What is actually happening with Personal Health Budgets?

Are Personal Health Budgets Reaching Those Who Need Them?

Only 65,000 people hold a personal health budget despite NHS England's ambition to reach 200,000 — uptake is concentrated in wealthier areas.

A personal health budget gives individuals with long-term health conditions control over a sum of NHS money to spend on care and support that meets their needs. People can use budgets to fund home adaptations, equipment, community-based support, or alternative therapies not available on standard NHS pathways. The concept has strong evidence behind it: evaluations consistently show that PHBs improve wellbeing, increase independence, and often do so at comparable or lower cost than standard care.[3] Yet uptake remains at just 65,000 — a third of the 200,000 target set in the 2019 Long Term Plan.[1,2]

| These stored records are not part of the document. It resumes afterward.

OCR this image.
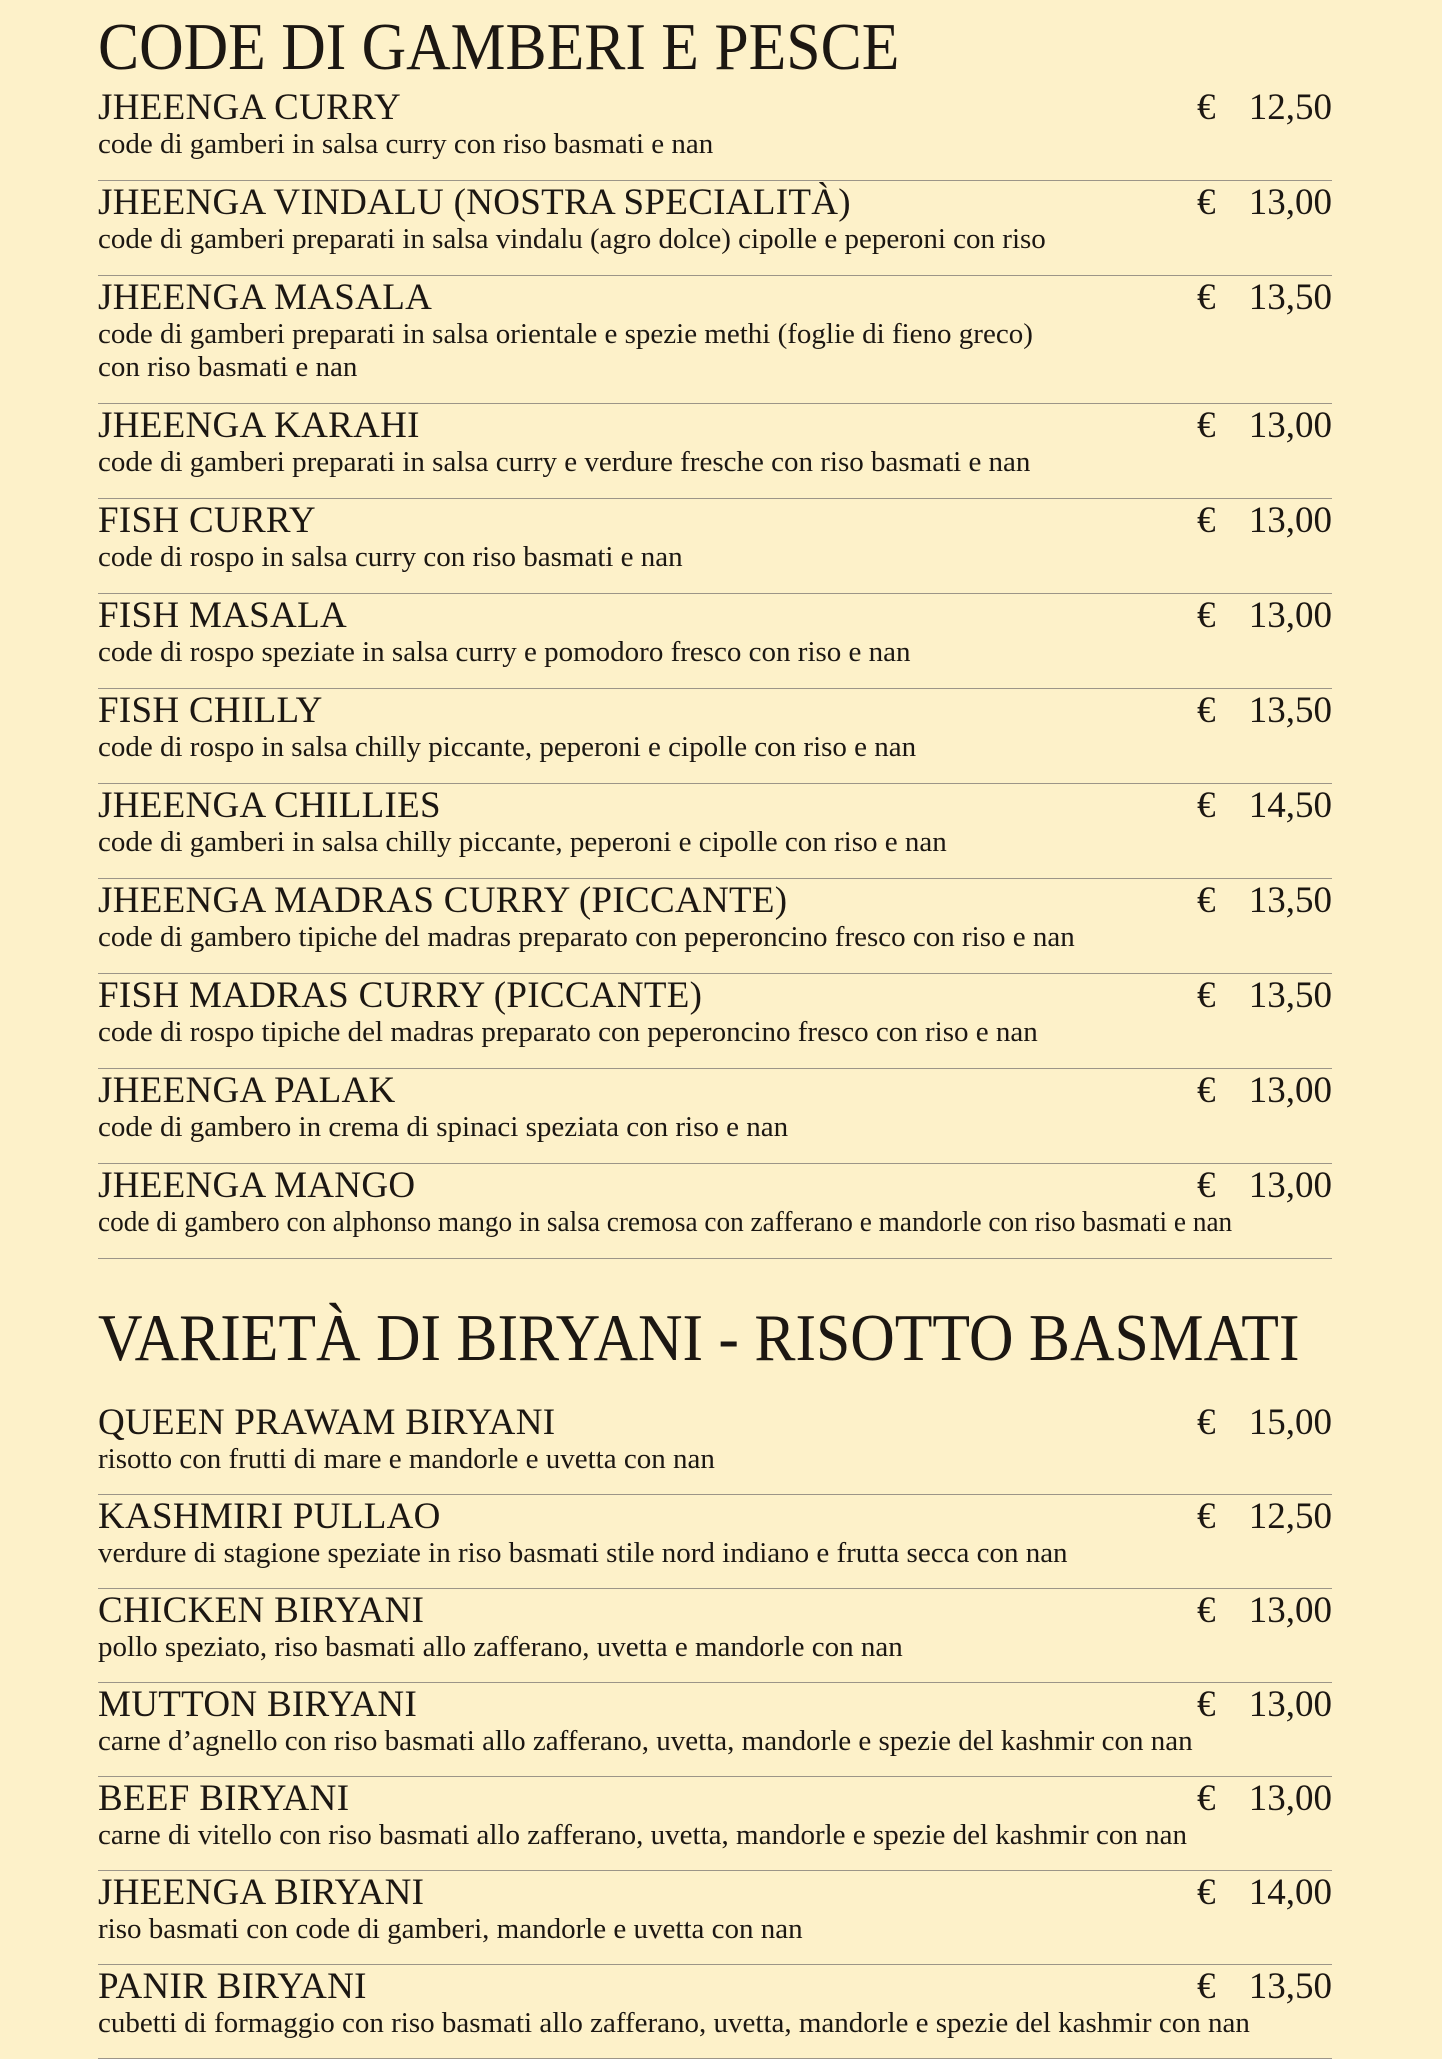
CODE DI GAMBERI E PESCE
JHEENGA CURRY	€ 12,50
code di gamberi in salsa curry con riso basmati e nan
JHEENGA VINDALU (NOSTRA SPECIALITÀ)	€ 13,00
code di gamberi preparati in salsa vindalu (agro dolce) cipolle e peperoni con riso
JHEENGA MASALA	€ 13,50
code di gamberi preparati in salsa orientale e spezie methi (foglie di fieno greco)
con riso basmati e nan
JHEENGA KARAHI	€ 13,00
code di gamberi preparati in salsa curry e verdure fresche con riso basmati e nan
FISH CURRY	€ 13,00
code di rospo in salsa curry con riso basmati e nan
FISH MASALA	€ 13,00
code di rospo speziate in salsa curry e pomodoro fresco con riso e nan
FISH CHILLY	€ 13,50
code di rospo in salsa chilly piccante, peperoni e cipolle con riso e nan
JHEENGA CHILLIES	€ 14,50
code di gamberi in salsa chilly piccante, peperoni e cipolle con riso e nan
JHEENGA MADRAS CURRY (PICCANTE)	€ 13,50
code di gambero tipiche del madras preparato con peperoncino fresco con riso e nan
FISH MADRAS CURRY (PICCANTE)	€ 13,50
code di rospo tipiche del madras preparato con peperoncino fresco con riso e nan
JHEENGA PALAK	€ 13,00
code di gambero in crema di spinaci speziata con riso e nan
JHEENGA MANGO	€ 13,00
code di gambero con alphonso mango in salsa cremosa con zafferano e mandorle con riso basmati e nan
VARIETÀ DI BIRYANI - RISOTTO BASMATI
QUEEN PRAWAM BIRYANI	€ 15,00
risotto con frutti di mare e mandorle e uvetta con nan
KASHMIRI PULLAO	€ 12,50
verdure di stagione speziate in riso basmati stile nord indiano e frutta secca con nan
CHICKEN BIRYANI	€ 13,00
pollo speziato, riso basmati allo zafferano, uvetta e mandorle con nan
MUTTON BIRYANI	€ 13,00
carne d’agnello con riso basmati allo zafferano, uvetta, mandorle e spezie del kashmir con nan
BEEF BIRYANI	€ 13,00
carne di vitello con riso basmati allo zafferano, uvetta, mandorle e spezie del kashmir con nan
JHEENGA BIRYANI	€ 14,00
riso basmati con code di gamberi, mandorle e uvetta con nan
PANIR BIRYANI	€ 13,50
cubetti di formaggio con riso basmati allo zafferano, uvetta, mandorle e spezie del kashmir con nan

The equity dimension is troubling. Data on PHB uptake by area deprivation shows that people in the least deprived quintile are 2.6 times more likely to hold a budget than those in the most deprived areas.[1] This matters because it is people in the most deprived communities who often have the greatest unmet need for flexible, personalised support. The structural reasons for this gap include lower digital literacy, less confidence navigating NHS bureaucracy, fewer community advocates and navigators, and lower awareness of the right to a PHB among both patients and some clinical staff.

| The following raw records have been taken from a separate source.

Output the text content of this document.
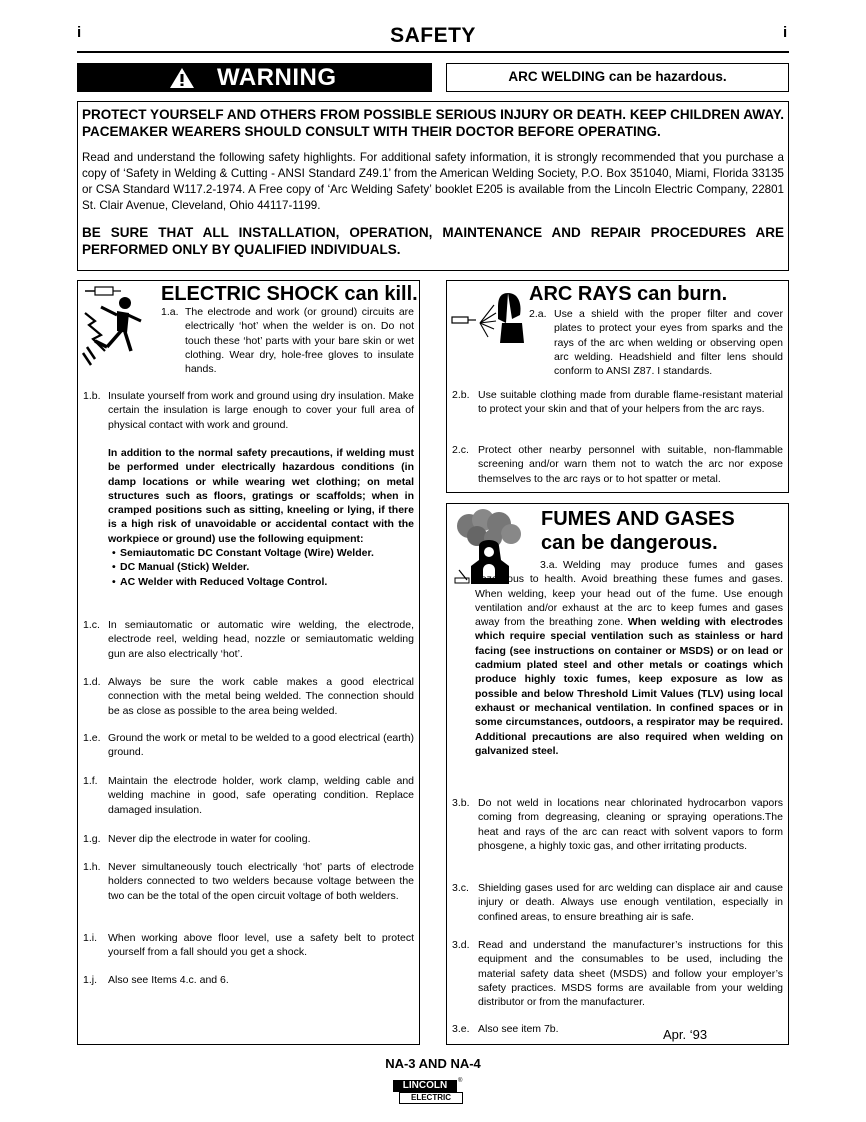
i	i
SAFETY
WARNING	ARC WELDING can be hazardous.

PROTECT YOURSELF AND OTHERS FROM POSSIBLE SERIOUS INJURY OR DEATH. KEEP CHILDREN AWAY. PACEMAKER WEARERS SHOULD CONSULT WITH THEIR DOCTOR BEFORE OPERATING.

Read and understand the following safety highlights. For additional safety information, it is strongly recommended that you purchase a copy of ‘Safety in Welding & Cutting - ANSI Standard Z49.1’ from the American Welding Society, P.O. Box 351040, Miami, Florida 33135 or CSA Standard W117.2-1974. A Free copy of ‘Arc Welding Safety’ booklet E205 is available from the Lincoln Electric Company, 22801 St. Clair Avenue, Cleveland, Ohio 44117-1199.

BE SURE THAT ALL INSTALLATION, OPERATION, MAINTENANCE AND REPAIR PROCEDURES ARE PERFORMED ONLY BY QUALIFIED INDIVIDUALS.

ELECTRIC SHOCK can kill.
1.a. The electrode and work (or ground) circuits are electrically ‘hot’ when the welder is on. Do not touch these ‘hot’ parts with your bare skin or wet clothing. Wear dry, hole-free gloves to insulate hands.
1.b. Insulate yourself from work and ground using dry insulation. Make certain the insulation is large enough to cover your full area of physical contact with work and ground.
In addition to the normal safety precautions, if welding must be performed under electrically hazardous conditions (in damp locations or while wearing wet clothing; on metal structures such as floors, gratings or scaffolds; when in cramped positions such as sitting, kneeling or lying, if there is a high risk of unavoidable or accidental contact with the workpiece or ground) use the following equipment:
• Semiautomatic DC Constant Voltage (Wire) Welder.
• DC Manual (Stick) Welder.
• AC Welder with Reduced Voltage Control.
1.c. In semiautomatic or automatic wire welding, the electrode, electrode reel, welding head, nozzle or semiautomatic welding gun are also electrically ‘hot’.
1.d. Always be sure the work cable makes a good electrical connection with the metal being welded. The connection should be as close as possible to the area being welded.
1.e. Ground the work or metal to be welded to a good electrical (earth) ground.
1.f. Maintain the electrode holder, work clamp, welding cable and welding machine in good, safe operating condition. Replace damaged insulation.
1.g. Never dip the electrode in water for cooling.
1.h. Never simultaneously touch electrically ‘hot’ parts of electrode holders connected to two welders because voltage between the two can be the total of the open circuit voltage of both welders.
1.i. When working above floor level, use a safety belt to protect yourself from a fall should you get a shock.
1.j. Also see Items 4.c. and 6.
ARC RAYS can burn.
2.a. Use a shield with the proper filter and cover plates to protect your eyes from sparks and the rays of the arc when welding or observing open arc welding. Headshield and filter lens should conform to ANSI Z87. I standards.
2.b. Use suitable clothing made from durable flame-resistant material to protect your skin and that of your helpers from the arc rays.
2.c. Protect other nearby personnel with suitable, non-flammable screening and/or warn them not to watch the arc nor expose themselves to the arc rays or to hot spatter or metal.
FUMES AND GASES
can be dangerous.
3.a. Welding may produce fumes and gases hazardous to health. Avoid breathing these fumes and gases. When welding, keep your head out of the fume. Use enough ventilation and/or exhaust at the arc to keep fumes and gases away from the breathing zone. When welding with electrodes which require special ventilation such as stainless or hard facing (see instructions on container or MSDS) or on lead or cadmium plated steel and other metals or coatings which produce highly toxic fumes, keep exposure as low as possible and below Threshold Limit Values (TLV) using local exhaust or mechanical ventilation. In confined spaces or in some circumstances, outdoors, a respirator may be required. Additional precautions are also required when welding on galvanized steel.
3.b. Do not weld in locations near chlorinated hydrocarbon vapors coming from degreasing, cleaning or spraying operations.The heat and rays of the arc can react with solvent vapors to form phosgene, a highly toxic gas, and other irritating products.
3.c. Shielding gases used for arc welding can displace air and cause injury or death. Always use enough ventilation, especially in confined areas, to ensure breathing air is safe.
3.d. Read and understand the manufacturer’s instructions for this equipment and the consumables to be used, including the material safety data sheet (MSDS) and follow your employer’s safety practices. MSDS forms are available from your welding distributor or from the manufacturer.
3.e. Also see item 7b.	Apr. ‘93
NA-3 AND NA-4
LINCOLN	®
ELECTRIC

NHS England has set equity of access as a central goal of its personalised care agenda, but progress is slow. Achieving the 200,000 target would require not just expanding provision in areas where PHBs are already well-established, but actively reaching communities and population groups currently underserved.[2] That requires investment in outreach, navigation support, and administrative simplification — alongside a clearer mandate to ICBs, whose variable enthusiasm for PHBs remains one of the most significant barriers to scale.

Personal health budget holders vs NHS England target, 2014–2024

Actual number of people with a PHB (thousands) against the NHS Long Term Plan target trajectory. England.

PHB holders (thousands) — actual
NHS England target trajectory (thousands)

Source: NHS England, Personal Health Budget dashboard, Jan 2026, Updated annual

PHB uptake by deprivation quintile, England, 2024

PHB holders per 100,000 eligible population, by area deprivation quintile (Q1 = most deprived, Q5 = least deprived). Higher uptake in wealthier areas.

Source: NHS England, PHB equity and access analysis — IMD deprivation quintile breakdown, Jan 2026, Updated annual

Where PHBs work, they work well

77%of PHB holders report improved quality of life

Independent evaluations consistently find that personal health budgets, when well-implemented, improve outcomes and quality of life for holders. A national evaluation found 77% of PHB holders reported improvements in wellbeing, and most felt more in control of their care. For people with complex, long-term needs, the ability to direct their own support — choosing who provides it, when, and how — can be transformative. The challenge is not whether PHBs work, but how to ensure they reach those who would benefit most.

NHS England — PHB national evaluation, independent report 2023

  1. [1]NHS EnglandPersonal Health Budget Dashboard, Jan 2026. 65,800 holders; 67% short of 200,000 target
  2. [2]NHS EnglandLong Term Plan (2019), 2019. 200,000 PHB target commitment
  3. [3]NHS EnglandPHB National Evaluation — Independent Report, 2023. 77% of holders report improved quality of life

Sources & Methodology

NHS England — Personal Health Budgets — quarterly dashboard, holder numbers and regional breakdown. Retrieved Jan 2026.

NHS England — Long Term Plan (2019) — 200,000 PHB target commitment. Retrieved Jan 2026.

PHB holder counts are point-in-time snapshots from quarterly NHS England returns. Deprivation analysis uses Index of Multiple Deprivation (IMD) quintiles matched to GP practice areas of PHB holders. Uptake rate calculated per 100,000 adults eligible for NHS Continuing Healthcare or equivalent qualifying conditions.